En l’espèce, il résulte des débats et de l’examen des pièces produites que la demande se heurte à des contestations sérieuses incontournables impliquant nécessairement d’être appréciées par le juge du fond.
En effet, l’instance au fond en cours et précédemment évoquée a justement pour objet de déterminer les responsabilités de chacun dans le sinistre ayant conduit à la surconsommation d’eau litigieuse dont l’éventuelle responsabilité de la société Eau de [Localité 5] Métropole, le syndicat des copropriétaires de l’ensemble immobilier dénommé SDC [Adresse 4] représenté par son syndic en exercice la société CENTURY 21 Immo Conseil indiquant ne pas avoir reçu les alertes adressées par la société Eau de [Localité 5] Métropole. Il apparait que ces alertes ont été réalisées par lettre simple et qu’aucune des pièces versées aux débats ne permet de faire la preuve de ce que le syndicat des copropriétaires de l’ensemble immobilier dénommé SDC [Adresse 4] représenté par son syndic en exercice la société CENTURY 21 Immo Conseil a bien reçu ces missives.
Sur les dépens
Aux termes de l’article 696 du code de procédure civile, la partie perdante est condamnée aux dépens, à moins que le juge, par décision motivée, n’en mette la totalité ou une fraction à la charge d’une autre partie.
En l’espèce, la société Eau de [Localité 5] Métropole supportera les dépens de l’instance.

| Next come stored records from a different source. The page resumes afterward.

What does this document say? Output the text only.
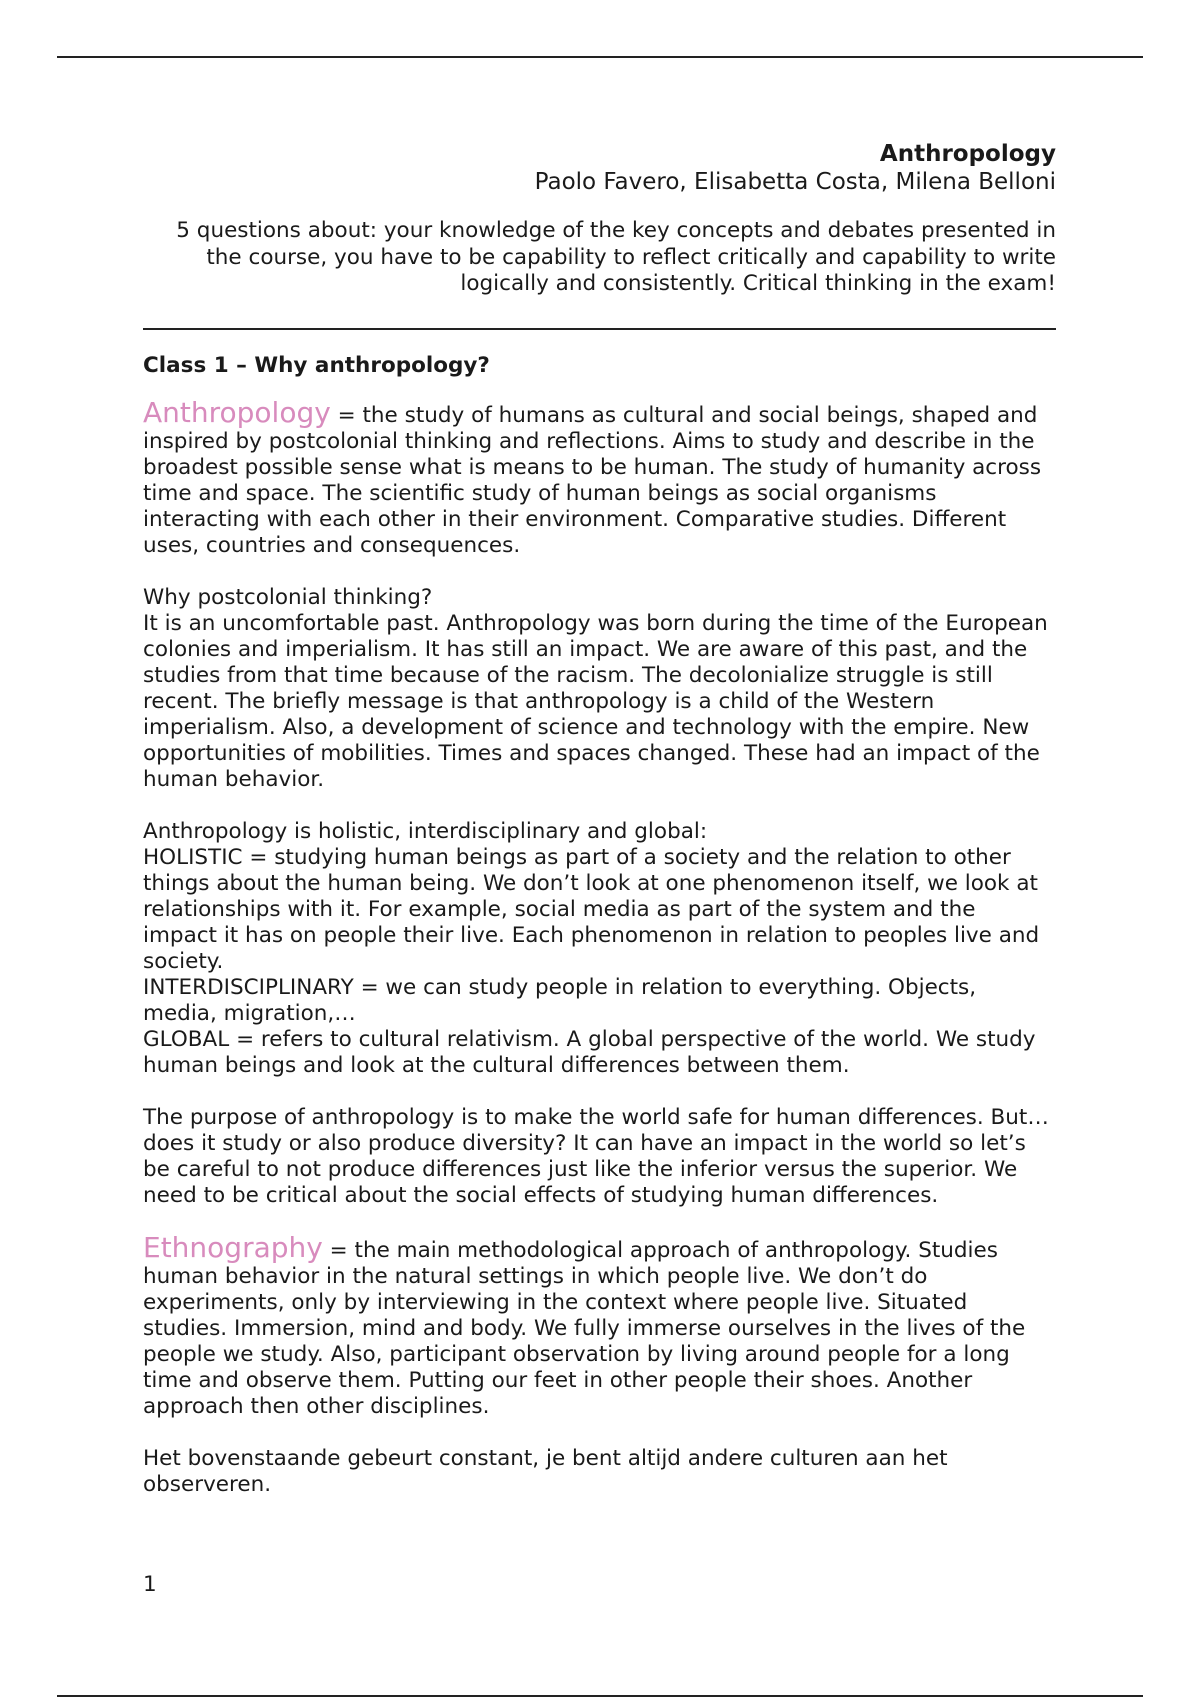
Anthropology
Paolo Favero, Elisabetta Costa, Milena Belloni
5 questions about: your knowledge of the key concepts and debates presented in the course, you have to be capability to reflect critically and capability to write logically and consistently. Critical thinking in the exam!
Class 1 – Why anthropology?

Anthropology = the study of humans as cultural and social beings, shaped and inspired by postcolonial thinking and reflections. Aims to study and describe in the broadest possible sense what is means to be human. The study of humanity across time and space. The scientific study of human beings as social organisms interacting with each other in their environment. Comparative studies. Different uses, countries and consequences.

Why postcolonial thinking?

It is an uncomfortable past. Anthropology was born during the time of the European colonies and imperialism. It has still an impact. We are aware of this past, and the studies from that time because of the racism. The decolonialize struggle is still recent. The briefly message is that anthropology is a child of the Western imperialism. Also, a development of science and technology with the empire. New opportunities of mobilities. Times and spaces changed. These had an impact of the human behavior.

Anthropology is holistic, interdisciplinary and global:

HOLISTIC = studying human beings as part of a society and the relation to other things about the human being. We don’t look at one phenomenon itself, we look at relationships with it. For example, social media as part of the system and the impact it has on people their live. Each phenomenon in relation to peoples live and society.

INTERDISCIPLINARY = we can study people in relation to everything. Objects, media, migration,…

GLOBAL = refers to cultural relativism. A global perspective of the world. We study human beings and look at the cultural differences between them.

The purpose of anthropology is to make the world safe for human differences. But… does it study or also produce diversity? It can have an impact in the world so let’s be careful to not produce differences just like the inferior versus the superior. We need to be critical about the social effects of studying human differences.

Ethnography = the main methodological approach of anthropology. Studies human behavior in the natural settings in which people live. We don’t do experiments, only by interviewing in the context where people live. Situated studies. Immersion, mind and body. We fully immerse ourselves in the lives of the people we study. Also, participant observation by living around people for a long time and observe them. Putting our feet in other people their shoes. Another approach then other disciplines.

Het bovenstaande gebeurt constant, je bent altijd andere culturen aan het observeren.

1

Sur l’article 700 du code de procédure civile
Aux termes de l’article 700 du code de procédure civile, le juge condamne la partie tenue aux dépens ou qui perd son procès à payer 1° à l’autre partie la somme qu’il détermine, au titre des frais exposés et non compris dans les dépens. Dans tous les cas, le juge tient compte de l’équité ou de la situation économique de la partie condamnée. Il peut, même d’office, pour des raisons tirées des mêmes considérations, dire qu’il n’y a pas lieu à ces condamnations.
En l’espèce, la société Eau de [Localité 5] Métropole, qui succombe, sera condamnée à verser à le syndicat des copropriétaires de l’ensemble immobilier dénommé SDC [Adresse 4] représenté par son syndic en exercice la société CENTURY 21 Immo Conseil la somme de 1000€ au titre de l’article 700 du code de procédure civile.
PAR CES MOTIFS, STATUANT PAR ORDONNANCE PRONONCÉE PAR MISE A DISPOSITION AU GREFFE, CONTRADICTOIRE ET EN PREMIER RESSORT,
Disons n’y avoir lieu à référé;
Condamnons la société Eau de [Localité 5] Métropole à payer à le syndicat des copropriétaires de l’ensemble immobilier dénommé SDC [Adresse 4] représenté par son syndic en exercice la société CENTURY 21 Immo Conseil la somme de 1000 € en application de l’article 700 du code de procédure civile ;
Laissons les dépens de l’instance en référé à la charge de la société Eau de [Localité 5] Métropole.